Prince of Handan (邯鄲王)
- Tenure: 225–229
- Successor: Cao Wen

Prince of Chen (陳王)
- Tenure: 223–225

Prince of Huainan (淮南王)
- Tenure: 222–223

Duke of Huainan (淮南公)
- Tenure: 221–222
- Born: Unknown
- Died: 229

Names
- Family name: Cao (曹) Given name: Yong (邕)

Posthumous name
- Prince Huai (懷王)
- House: House of Cao
- Father: Cao Pi
- Mother: Consort Su

= Cao Yong (Three Kingdoms) =

Cao Wei prince and son of Cao Pi (died 229)

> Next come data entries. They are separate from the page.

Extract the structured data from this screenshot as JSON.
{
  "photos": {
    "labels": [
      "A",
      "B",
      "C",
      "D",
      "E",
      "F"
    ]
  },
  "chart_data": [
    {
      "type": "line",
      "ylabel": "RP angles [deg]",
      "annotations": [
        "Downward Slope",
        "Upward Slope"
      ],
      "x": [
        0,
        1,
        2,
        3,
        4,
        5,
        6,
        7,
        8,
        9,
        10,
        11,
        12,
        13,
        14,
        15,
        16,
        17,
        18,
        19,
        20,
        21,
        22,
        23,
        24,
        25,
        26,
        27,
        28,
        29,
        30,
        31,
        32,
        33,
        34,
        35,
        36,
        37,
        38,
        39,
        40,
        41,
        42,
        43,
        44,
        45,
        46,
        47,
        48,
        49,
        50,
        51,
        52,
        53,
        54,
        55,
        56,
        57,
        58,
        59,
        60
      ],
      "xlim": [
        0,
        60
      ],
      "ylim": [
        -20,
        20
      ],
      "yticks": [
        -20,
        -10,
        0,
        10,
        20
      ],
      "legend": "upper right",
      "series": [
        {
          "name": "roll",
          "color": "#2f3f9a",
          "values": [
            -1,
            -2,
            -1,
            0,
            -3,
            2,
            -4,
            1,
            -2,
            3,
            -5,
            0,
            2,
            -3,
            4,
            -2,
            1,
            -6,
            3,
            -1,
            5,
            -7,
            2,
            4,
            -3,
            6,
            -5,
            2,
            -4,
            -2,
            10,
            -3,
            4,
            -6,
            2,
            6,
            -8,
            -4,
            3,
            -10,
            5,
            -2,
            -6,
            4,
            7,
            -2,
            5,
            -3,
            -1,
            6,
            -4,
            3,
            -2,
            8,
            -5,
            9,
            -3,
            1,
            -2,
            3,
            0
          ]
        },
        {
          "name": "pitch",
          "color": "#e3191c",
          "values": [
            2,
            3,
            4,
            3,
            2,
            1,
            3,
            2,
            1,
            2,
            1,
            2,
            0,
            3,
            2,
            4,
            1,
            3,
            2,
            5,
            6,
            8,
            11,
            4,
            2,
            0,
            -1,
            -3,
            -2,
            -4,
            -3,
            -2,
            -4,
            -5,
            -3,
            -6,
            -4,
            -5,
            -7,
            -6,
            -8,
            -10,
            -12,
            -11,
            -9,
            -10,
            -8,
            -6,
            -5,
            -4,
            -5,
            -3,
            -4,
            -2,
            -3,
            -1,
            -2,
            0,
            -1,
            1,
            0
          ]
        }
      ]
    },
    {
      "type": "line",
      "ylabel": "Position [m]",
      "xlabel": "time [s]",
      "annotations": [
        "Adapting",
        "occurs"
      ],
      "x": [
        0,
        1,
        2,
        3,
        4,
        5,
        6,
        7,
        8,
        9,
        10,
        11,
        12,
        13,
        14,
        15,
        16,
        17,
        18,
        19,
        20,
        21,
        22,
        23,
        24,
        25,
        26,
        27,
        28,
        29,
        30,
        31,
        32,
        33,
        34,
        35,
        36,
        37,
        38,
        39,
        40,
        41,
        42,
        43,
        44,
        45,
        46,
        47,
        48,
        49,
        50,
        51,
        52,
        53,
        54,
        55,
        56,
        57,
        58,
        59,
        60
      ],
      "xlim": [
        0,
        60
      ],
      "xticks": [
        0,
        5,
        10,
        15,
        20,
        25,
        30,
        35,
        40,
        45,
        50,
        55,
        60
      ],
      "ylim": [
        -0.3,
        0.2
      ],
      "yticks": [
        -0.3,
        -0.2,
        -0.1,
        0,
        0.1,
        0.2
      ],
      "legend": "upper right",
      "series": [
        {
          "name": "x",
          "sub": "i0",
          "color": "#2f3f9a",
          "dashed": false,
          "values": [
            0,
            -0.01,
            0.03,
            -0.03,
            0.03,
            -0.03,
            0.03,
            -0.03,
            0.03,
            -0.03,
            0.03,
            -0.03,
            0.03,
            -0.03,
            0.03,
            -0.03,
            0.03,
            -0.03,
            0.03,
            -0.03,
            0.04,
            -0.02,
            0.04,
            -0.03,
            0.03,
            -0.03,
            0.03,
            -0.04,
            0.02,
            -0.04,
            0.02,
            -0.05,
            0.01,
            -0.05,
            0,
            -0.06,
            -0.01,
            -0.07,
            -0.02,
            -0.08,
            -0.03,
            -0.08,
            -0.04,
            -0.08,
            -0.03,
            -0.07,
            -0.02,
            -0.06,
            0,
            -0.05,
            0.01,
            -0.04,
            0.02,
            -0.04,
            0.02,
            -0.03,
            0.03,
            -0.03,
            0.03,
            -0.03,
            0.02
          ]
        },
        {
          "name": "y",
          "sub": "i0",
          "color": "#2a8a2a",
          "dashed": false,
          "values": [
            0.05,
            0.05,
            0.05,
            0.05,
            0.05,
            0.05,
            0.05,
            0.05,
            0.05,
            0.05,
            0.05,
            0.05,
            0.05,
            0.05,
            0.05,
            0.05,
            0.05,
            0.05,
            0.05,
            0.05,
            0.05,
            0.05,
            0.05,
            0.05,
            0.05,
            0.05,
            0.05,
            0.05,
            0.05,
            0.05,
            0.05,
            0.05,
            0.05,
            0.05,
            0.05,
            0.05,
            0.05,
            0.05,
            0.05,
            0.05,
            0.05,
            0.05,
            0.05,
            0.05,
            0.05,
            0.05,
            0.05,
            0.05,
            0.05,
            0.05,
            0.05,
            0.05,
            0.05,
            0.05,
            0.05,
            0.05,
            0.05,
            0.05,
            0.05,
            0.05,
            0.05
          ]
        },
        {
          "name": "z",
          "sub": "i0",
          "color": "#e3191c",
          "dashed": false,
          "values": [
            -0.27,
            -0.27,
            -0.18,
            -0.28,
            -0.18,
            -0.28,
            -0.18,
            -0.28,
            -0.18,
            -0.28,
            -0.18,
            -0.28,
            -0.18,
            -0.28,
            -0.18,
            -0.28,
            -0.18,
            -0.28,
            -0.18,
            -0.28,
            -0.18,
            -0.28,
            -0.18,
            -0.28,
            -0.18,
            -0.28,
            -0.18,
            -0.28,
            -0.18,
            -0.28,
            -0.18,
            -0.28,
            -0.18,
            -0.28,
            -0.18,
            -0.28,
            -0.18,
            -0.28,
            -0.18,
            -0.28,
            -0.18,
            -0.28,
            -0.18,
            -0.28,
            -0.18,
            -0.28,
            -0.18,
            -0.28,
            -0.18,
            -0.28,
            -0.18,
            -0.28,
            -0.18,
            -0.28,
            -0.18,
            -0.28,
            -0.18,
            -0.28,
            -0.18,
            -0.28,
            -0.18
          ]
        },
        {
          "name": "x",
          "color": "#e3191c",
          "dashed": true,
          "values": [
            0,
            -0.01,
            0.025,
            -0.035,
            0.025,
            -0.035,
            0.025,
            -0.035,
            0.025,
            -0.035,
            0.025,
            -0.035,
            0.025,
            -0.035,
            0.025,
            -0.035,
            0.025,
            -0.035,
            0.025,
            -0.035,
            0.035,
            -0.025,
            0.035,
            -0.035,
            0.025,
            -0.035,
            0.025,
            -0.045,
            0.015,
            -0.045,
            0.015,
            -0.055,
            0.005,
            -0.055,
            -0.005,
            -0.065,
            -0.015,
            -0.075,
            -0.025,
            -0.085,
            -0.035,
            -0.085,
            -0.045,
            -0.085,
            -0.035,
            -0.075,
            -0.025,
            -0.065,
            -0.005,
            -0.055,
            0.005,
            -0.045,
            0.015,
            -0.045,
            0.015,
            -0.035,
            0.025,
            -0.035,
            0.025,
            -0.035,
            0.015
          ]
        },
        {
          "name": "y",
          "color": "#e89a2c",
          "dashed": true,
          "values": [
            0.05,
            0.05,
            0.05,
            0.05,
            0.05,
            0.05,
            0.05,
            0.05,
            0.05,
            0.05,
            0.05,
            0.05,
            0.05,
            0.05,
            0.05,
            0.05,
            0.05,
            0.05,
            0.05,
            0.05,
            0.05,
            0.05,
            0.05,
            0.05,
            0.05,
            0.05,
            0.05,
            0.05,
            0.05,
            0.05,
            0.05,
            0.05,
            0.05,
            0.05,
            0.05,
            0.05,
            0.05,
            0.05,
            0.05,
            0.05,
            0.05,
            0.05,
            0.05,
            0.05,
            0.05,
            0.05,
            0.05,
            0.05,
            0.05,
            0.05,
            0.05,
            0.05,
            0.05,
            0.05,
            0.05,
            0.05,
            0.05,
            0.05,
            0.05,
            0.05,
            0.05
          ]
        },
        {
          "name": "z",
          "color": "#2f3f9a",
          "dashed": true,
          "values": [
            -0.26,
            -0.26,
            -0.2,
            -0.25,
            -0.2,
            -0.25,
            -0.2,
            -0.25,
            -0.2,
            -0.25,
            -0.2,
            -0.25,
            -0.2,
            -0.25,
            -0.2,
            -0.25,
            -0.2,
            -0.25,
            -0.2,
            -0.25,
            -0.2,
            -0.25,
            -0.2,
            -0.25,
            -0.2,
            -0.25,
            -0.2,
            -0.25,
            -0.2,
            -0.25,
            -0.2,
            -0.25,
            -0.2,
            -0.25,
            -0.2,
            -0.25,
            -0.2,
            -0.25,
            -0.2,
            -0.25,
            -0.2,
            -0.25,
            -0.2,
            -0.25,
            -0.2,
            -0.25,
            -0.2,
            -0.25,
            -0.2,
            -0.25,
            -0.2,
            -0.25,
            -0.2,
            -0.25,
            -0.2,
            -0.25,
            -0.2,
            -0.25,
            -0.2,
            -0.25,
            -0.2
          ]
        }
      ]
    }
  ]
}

Cao Yong (died 229) was a prince in the state of Cao Wei in the Three Kingdoms period of China. He was a son of Cao Pi, the first emperor of Wei. His mother, Consort Su (蘇姬), was a concubine of Cao Pi. He was enfeoffed as the Duke of Huainan (淮南公) in 221, with his dukedom in Jiujiang Commandery (九江郡). In 222, he was elevated to the status of Prince of Huainan (淮南王). A year later, his title was changed to Prince of Chen (陳王). In 225, his title was changed again to Prince of Handan (邯鄲王). He died in 229 during the reign of his half-brother Cao Rui. He had no offspring.

In 231, since Cao Yong had no descendants, Cao Rui designated Cao Wen (曹溫), a son of Cao Kai (曹楷) and grandson of Cao Zhang, as Cao Yong's heir; Cao Wen thus became the new Prince of Handan. In 232, Cao Wen's title was changed to Prince of Luyang (魯陽王). In the reigns of the subsequent Wei emperors, the number of taxable households in Cao Wen's princedom increased until it reached 4,400.